Super Heroes Cut
Within days of The Rocky Horror Picture Show opening at the UA Westwood, producer Lou Adler visited several screenings to gauge the audience reaction. He discovered that in the dark theater, the film's ending was particularly down-beat, and somewhat depressing. At that point, few had seen the movie, so Adler had the ending recut to shorten the song "Super Heroes" and have "The Time Warp" play over the closing credits. The result was exactly what Adler wanted, and had people walking out of the film with a positive beat. Those who began returning for multiple visits began singing and dancing at the end of the film instead of somberly walking out to the depressing "Science Fiction, Double Feature Reprise," describing the cast's downfall. Although the story circulated that the film had been trimmed, there was speculation early on that the entire scene was merely a rumor. In the UK, the film had disappeared in a few short weeks, but the prints remained and were not cut, and later it was determined that there was indeed a U.S. version vs a European version of the film.
In Summer of 1979, all rumors were laid to rest as the film had a limited, 3-week run with a fully restored version playing exclusively at the Tiffany Theater in Los Angeles. Around that time, The Rocky Horror Picture Show began playing on various cable networks, with a variety of unexplained cuts to the ending. Fledgeling HBO showed a fully restored version of the film, though SelecTV showed a strangely cobbled version with "The Time Warp" playing over the visuals for "Super Heroes." It was also discovered at the time, that a variety of prints were floating around. Different versions existed on 16mm vs 35 mm, and though none actually included "Super Heroes" in theaters, some had "The Time Warp", while others had what was referred to as the "Transylvanian Jam" (the backing music to the "Time Warp" without the vocals) as well as other subtleties, like the credits running next to the globe at the end without the cast pictures.

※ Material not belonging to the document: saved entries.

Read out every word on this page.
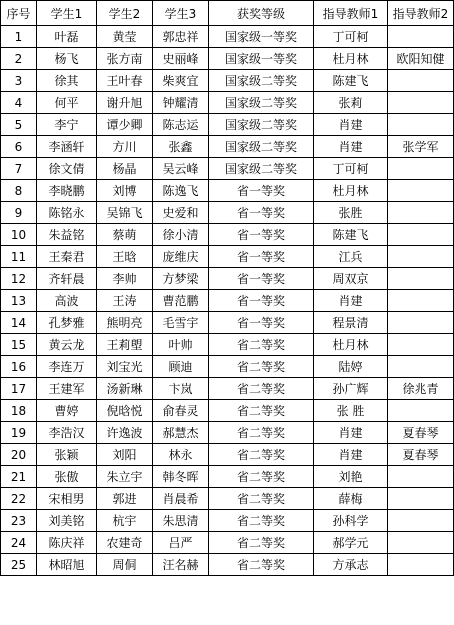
序号	学生1	学生2	学生3	获奖等级	指导教师1	指导教师2
1	叶磊	黄莹	郭忠祥	国家级一等奖	丁可柯	
2	杨飞	张方南	史丽峰	国家级一等奖	杜月林	欧阳知健
3	徐其	王叶春	柴爽宜	国家级二等奖	陈建飞	
4	何平	谢升旭	钟耀清	国家级二等奖	张莉	
5	李宁	谭少卿	陈志运	国家级二等奖	肖建	
6	李涵轩	方川	张鑫	国家级二等奖	肖建	张学军
7	徐文倩	杨晶	吴云峰	国家级二等奖	丁可柯	
8	李晓鹏	刘博	陈逸飞	省一等奖	杜月林	
9	陈铭永	吴锦飞	史爱和	省一等奖	张胜	
10	朱益铭	蔡萌	徐小清	省一等奖	陈建飞	
11	王秦君	王晗	庞维庆	省一等奖	江兵	
12	齐轩晨	李帅	方梦梁	省一等奖	周双京	
13	高波	王涛	曹范鹏	省一等奖	肖建	
14	孔梦雅	熊明亮	毛雪宇	省一等奖	程景清	
15	黄云龙	王莉塱	叶帅	省二等奖	杜月林	
16	李连万	刘宝光	顾迪	省二等奖	陆婷	
17	王建军	汤新琳	卞岚	省二等奖	孙广辉	徐兆青
18	曹婷	倪晗悦	俞春灵	省二等奖	张 胜	
19	李浩汉	许逸波	郝慧杰	省二等奖	肖建	夏春琴
20	张颖	刘阳	林永	省二等奖	肖建	夏春琴
21	张傲	朱立宇	韩冬晖	省二等奖	刘艳	
22	宋相男	郭进	肖晨希	省二等奖	薛梅	
23	刘美铭	杭宇	朱思清	省二等奖	孙科学	
24	陈庆祥	农建奇	吕严	省二等奖	郝学元	
25	林昭旭	周侗	汪名赫	省二等奖	方承志	
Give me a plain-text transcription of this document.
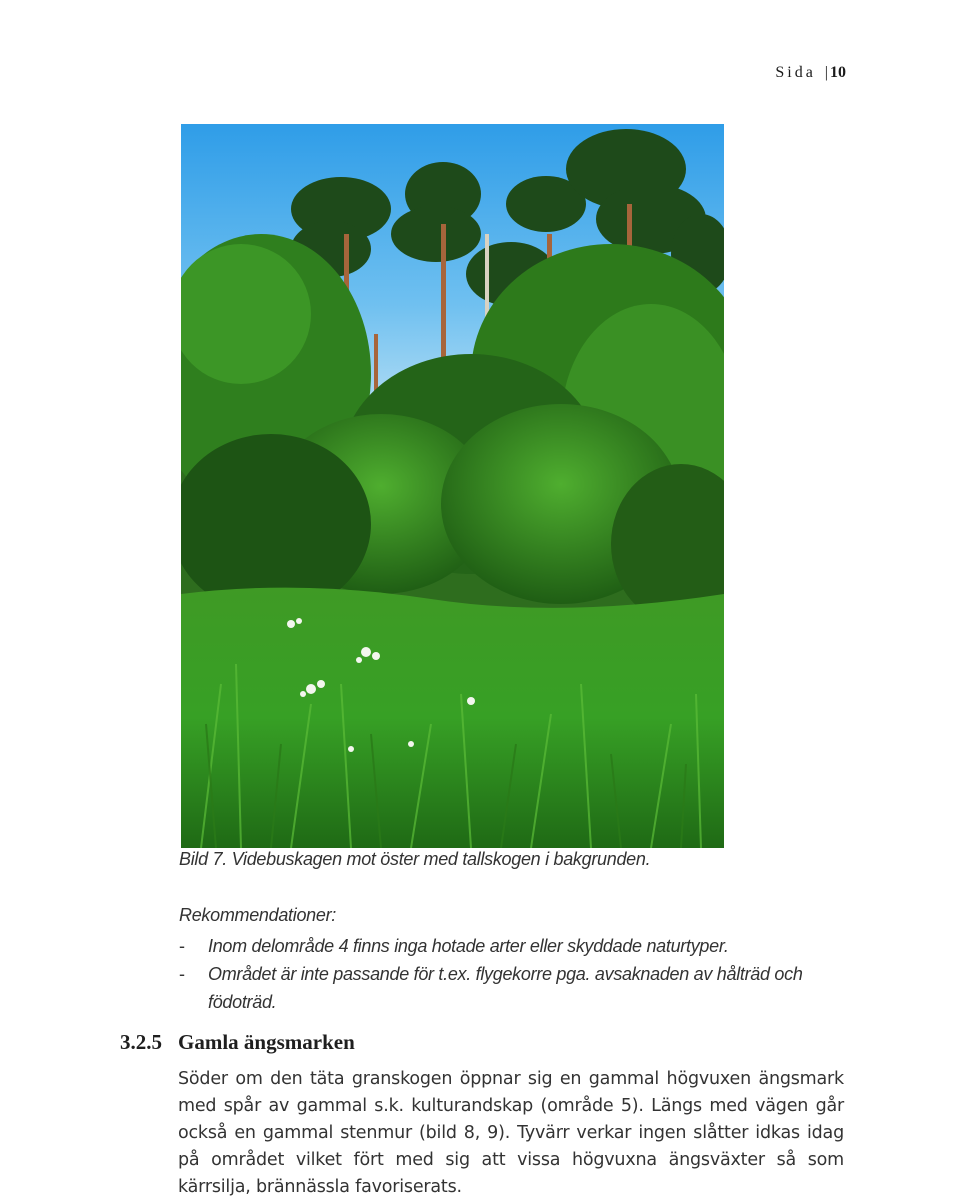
Sida | 10
Bild 7. Videbuskagen mot öster med tallskogen i bakgrunden.
Rekommendationer:
- Inom delområde 4 finns inga hotade arter eller skyddade naturtyper.
- Området är inte passande för t.ex. flygekorre pga. avsaknaden av hålträd och födoträd.
3.2.5 Gamla ängsmarken
Söder om den täta granskogen öppnar sig en gammal högvuxen ängsmark med spår av gammal s.k. kulturandskap (område 5). Längs med vägen går också en gammal stenmur (bild 8, 9). Tyvärr verkar ingen slåtter idkas idag på området vilket fört med sig att vissa högvuxna ängsväxter så som kärrsilja, brännässla favoriserats.
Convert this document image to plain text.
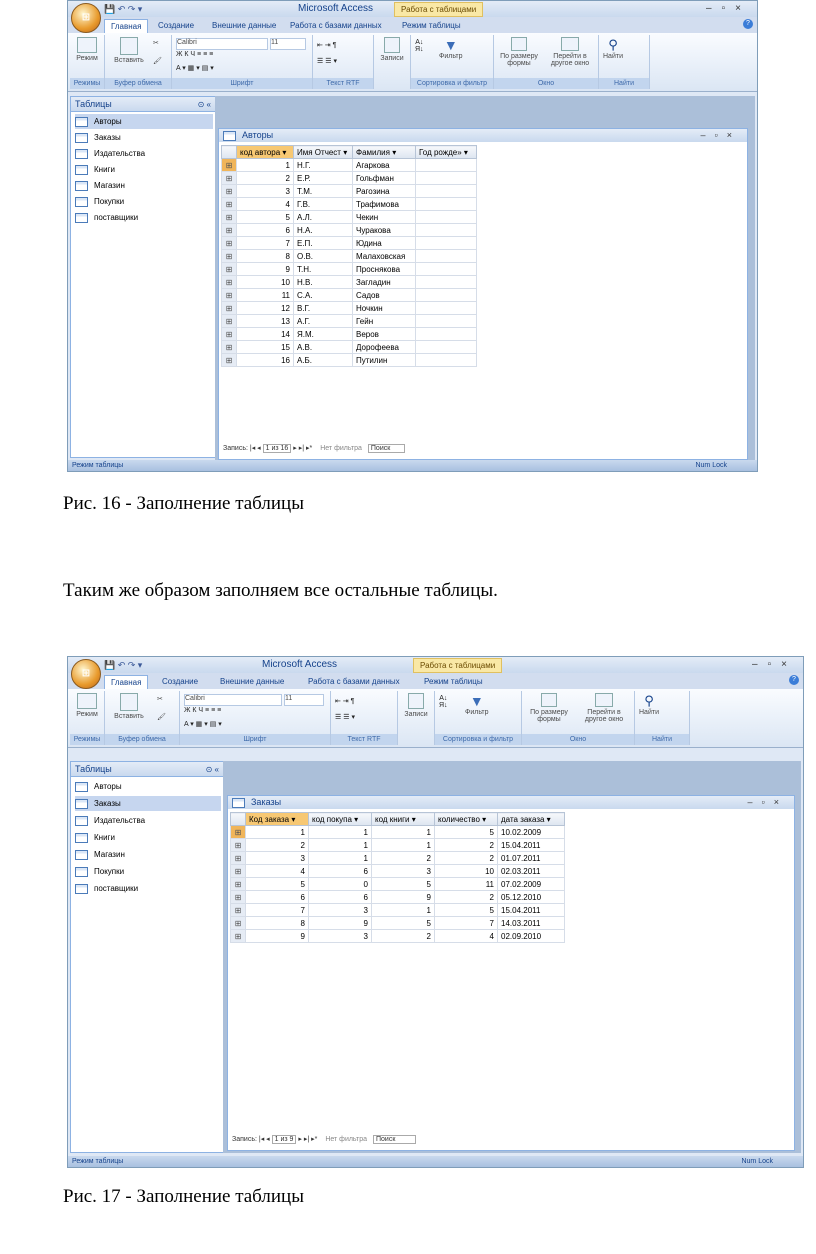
💾 ↶ ↷ ▾	Microsoft Access	Работа с таблицами	–▫×
⊞
Главная	Создание	Внешние данные	Работа с базами данных	Режим таблицы	?

Режим
Режимы

Вставить
✂
🖌
Буфер обмена
Calibri	11
Ж К Ч ≡ ≡ ≡
A ▾ ▦ ▾ ▤ ▾
Шрифт
⇤ ⇥ ¶
☰ ☰ ▾
Текст RTF

Записи
A↓
Я↓	▼
Фильтр
Сортировка и фильтр

По размеру формы

Перейти в другое окно
Окно
⚲
Найти
Найти
Таблицы	⊙ «
Авторы
Заказы
Издательства
Книги
Магазин
Покупки
поставщики
Авторы	–▫×
	код автора ▾	Имя Отчест ▾	Фамилия ▾	Год рожде» ▾
⊞	1	Н.Г.	Агаркова	
⊞	2	Е.Р.	Гольфман	
⊞	3	Т.М.	Рагозина	
⊞	4	Г.В.	Трафимова	
⊞	5	А.Л.	Чекин	
⊞	6	Н.А.	Чуракова	
⊞	7	Е.П.	Юдина	
⊞	8	О.В.	Малаховская	
⊞	9	Т.Н.	Проснякова	
⊞	10	Н.В.	Загладин	
⊞	11	С.А.	Садов	
⊞	12	В.Г.	Ночкин	
⊞	13	А.Г.	Гейн	
⊞	14	Я.М.	Веров	
⊞	15	А.В.	Дорофеева	
⊞	16	А.Б.	Путилин	
Запись: |◂ ◂ 1 из 16 ▸ ▸| ▸* Нет фильтра Поиск
Режим таблицы	Num Lock
Рис. 16 - Заполнение таблицы
Таким же образом заполняем все остальные таблицы.
💾 ↶ ↷ ▾	Microsoft Access	Работа с таблицами	–▫×
⊞
Главная	Создание	Внешние данные	Работа с базами данных	Режим таблицы	?

Режим
Режимы

Вставить
✂
🖌
Буфер обмена
Calibri	11
Ж К Ч ≡ ≡ ≡
A ▾ ▦ ▾ ▤ ▾
Шрифт
⇤ ⇥ ¶
☰ ☰ ▾
Текст RTF

Записи
A↓
Я↓	▼
Фильтр
Сортировка и фильтр

По размеру формы

Перейти в другое окно
Окно
⚲
Найти
Найти
Таблицы	⊙ «
Авторы
Заказы
Издательства
Книги
Магазин
Покупки
поставщики
Заказы	–▫×
	Код заказа ▾	код покупа ▾	код книги ▾	количество ▾	дата заказа ▾
⊞	1	1	1	5	10.02.2009
⊞	2	1	1	2	15.04.2011
⊞	3	1	2	2	01.07.2011
⊞	4	6	3	10	02.03.2011
⊞	5	0	5	11	07.02.2009
⊞	6	6	9	2	05.12.2010
⊞	7	3	1	5	15.04.2011
⊞	8	9	5	7	14.03.2011
⊞	9	3	2	4	02.09.2010
Запись: |◂ ◂ 1 из 9 ▸ ▸| ▸* Нет фильтра Поиск
Режим таблицы	Num Lock
Рис. 17 - Заполнение таблицы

At the occasion of the film's 10th anniversary in 1985, "Super Heroes" was cut back into the film as part of the mono soundtrack. In 1990, it was restored in stereo, accompanied by "Science Fiction Reprise." From that point forward, the Super Heroes Cut became the more common version of the film, and the up-beat "Time Warp" ending faded into obscurity. The 35th Anniversary edition of the DVD included most of the alternate endings as part of its bonus material.